El Salmo 91 rezuma, por tanto, felicidad, confianza, optimismo: dones que tenemos que pedir a Dios precisamente en nuestro tiempo, en el que se insinúa con facilidad la tentación de la desconfianza e incluso de la desesperación.
4. Nuestro himno, en la estela de la profunda serenidad que lo atraviesa, echa al final una mirada a los días de la vejez de los justo y los prevé también serenos. Cuando lleguen esos días, el espíritu del que ora seguirá siendo vivaz, alegre y operante (Cf. versículo 15). Se siente como las palmeras o los cedros, que han sido plantados en los patios del templo de Sión (Cf. versículos 13-14).
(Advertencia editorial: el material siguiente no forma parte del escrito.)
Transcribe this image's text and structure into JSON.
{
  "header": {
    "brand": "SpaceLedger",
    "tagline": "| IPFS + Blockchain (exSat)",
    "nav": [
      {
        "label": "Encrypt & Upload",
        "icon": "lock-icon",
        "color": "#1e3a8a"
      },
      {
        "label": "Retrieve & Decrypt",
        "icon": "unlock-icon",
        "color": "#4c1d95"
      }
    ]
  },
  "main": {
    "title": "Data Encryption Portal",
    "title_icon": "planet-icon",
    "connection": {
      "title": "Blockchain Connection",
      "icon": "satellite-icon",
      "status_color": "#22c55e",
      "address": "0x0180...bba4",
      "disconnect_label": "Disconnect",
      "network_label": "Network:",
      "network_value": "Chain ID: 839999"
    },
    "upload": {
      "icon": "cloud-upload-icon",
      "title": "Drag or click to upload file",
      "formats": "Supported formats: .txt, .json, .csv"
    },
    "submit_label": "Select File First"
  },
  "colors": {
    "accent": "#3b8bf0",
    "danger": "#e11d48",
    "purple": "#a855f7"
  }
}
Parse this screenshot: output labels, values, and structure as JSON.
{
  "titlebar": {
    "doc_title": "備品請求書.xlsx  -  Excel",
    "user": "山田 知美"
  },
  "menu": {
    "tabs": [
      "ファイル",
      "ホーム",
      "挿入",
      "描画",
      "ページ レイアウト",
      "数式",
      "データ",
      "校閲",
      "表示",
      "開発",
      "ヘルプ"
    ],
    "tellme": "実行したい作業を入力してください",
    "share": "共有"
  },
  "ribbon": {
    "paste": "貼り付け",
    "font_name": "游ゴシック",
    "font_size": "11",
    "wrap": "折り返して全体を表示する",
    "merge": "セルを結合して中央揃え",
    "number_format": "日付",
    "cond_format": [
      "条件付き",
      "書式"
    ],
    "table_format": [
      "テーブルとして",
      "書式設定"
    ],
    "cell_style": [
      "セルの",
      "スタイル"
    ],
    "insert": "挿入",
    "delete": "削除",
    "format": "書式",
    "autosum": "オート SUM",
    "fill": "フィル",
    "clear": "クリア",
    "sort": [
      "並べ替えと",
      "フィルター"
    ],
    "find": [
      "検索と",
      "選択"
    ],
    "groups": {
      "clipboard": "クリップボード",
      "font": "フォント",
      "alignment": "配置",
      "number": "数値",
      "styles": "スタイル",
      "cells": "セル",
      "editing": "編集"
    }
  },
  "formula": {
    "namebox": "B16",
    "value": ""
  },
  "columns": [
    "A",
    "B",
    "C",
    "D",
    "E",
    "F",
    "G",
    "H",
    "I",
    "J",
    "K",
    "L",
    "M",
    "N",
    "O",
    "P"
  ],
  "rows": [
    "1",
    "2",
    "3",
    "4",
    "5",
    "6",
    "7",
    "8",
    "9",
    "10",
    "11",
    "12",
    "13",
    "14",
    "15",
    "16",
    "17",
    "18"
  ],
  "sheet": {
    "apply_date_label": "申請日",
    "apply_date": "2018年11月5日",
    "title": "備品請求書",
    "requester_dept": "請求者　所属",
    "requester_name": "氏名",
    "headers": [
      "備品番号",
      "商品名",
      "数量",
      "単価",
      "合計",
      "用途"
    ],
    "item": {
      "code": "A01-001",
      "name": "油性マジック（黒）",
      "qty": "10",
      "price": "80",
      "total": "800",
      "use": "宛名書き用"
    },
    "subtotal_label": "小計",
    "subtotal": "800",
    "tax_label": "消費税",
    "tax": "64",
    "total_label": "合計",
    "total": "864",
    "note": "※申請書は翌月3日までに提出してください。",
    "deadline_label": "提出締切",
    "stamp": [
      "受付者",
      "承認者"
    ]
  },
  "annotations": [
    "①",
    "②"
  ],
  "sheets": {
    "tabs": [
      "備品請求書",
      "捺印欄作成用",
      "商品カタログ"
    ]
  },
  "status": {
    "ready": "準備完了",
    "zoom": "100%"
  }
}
Las raíces del justo se hunden en el mismo Dios de quien recibe la savia de la gracia divina. La vida del Señor lo alimenta y lo transforma, haciéndolo floreciente y fecundo, es decir, capaz de darse a los demás y de testimoniar la propia fe. Las últimas palabras del salmista, en esta descripción de una existencia justa y operante y de una vejez intensa y activa, están ligadas al anuncio de la perenne fidelidad del Señor (Cf. versículo 16). Podemos concluir, por tanto, con la proclamación del canto que se eleva al Dios glorioso en el último Libro de la Biblia, el Apocalipsis: un libro de lucha terrible entre el bien y el mal, pero también de esperanza en la victoria final de Cristo: «Grandes y maravillosas son tus obras, Señor, Dios Todopoderoso; justos y verdaderos tus caminos, ¡oh Rey de las naciones!... Porque sólo tú eres santo, y todas las naciones vendrán y se postrarán ante ti, porque han quedado de manifiesto tus justos designios» (15,3-4).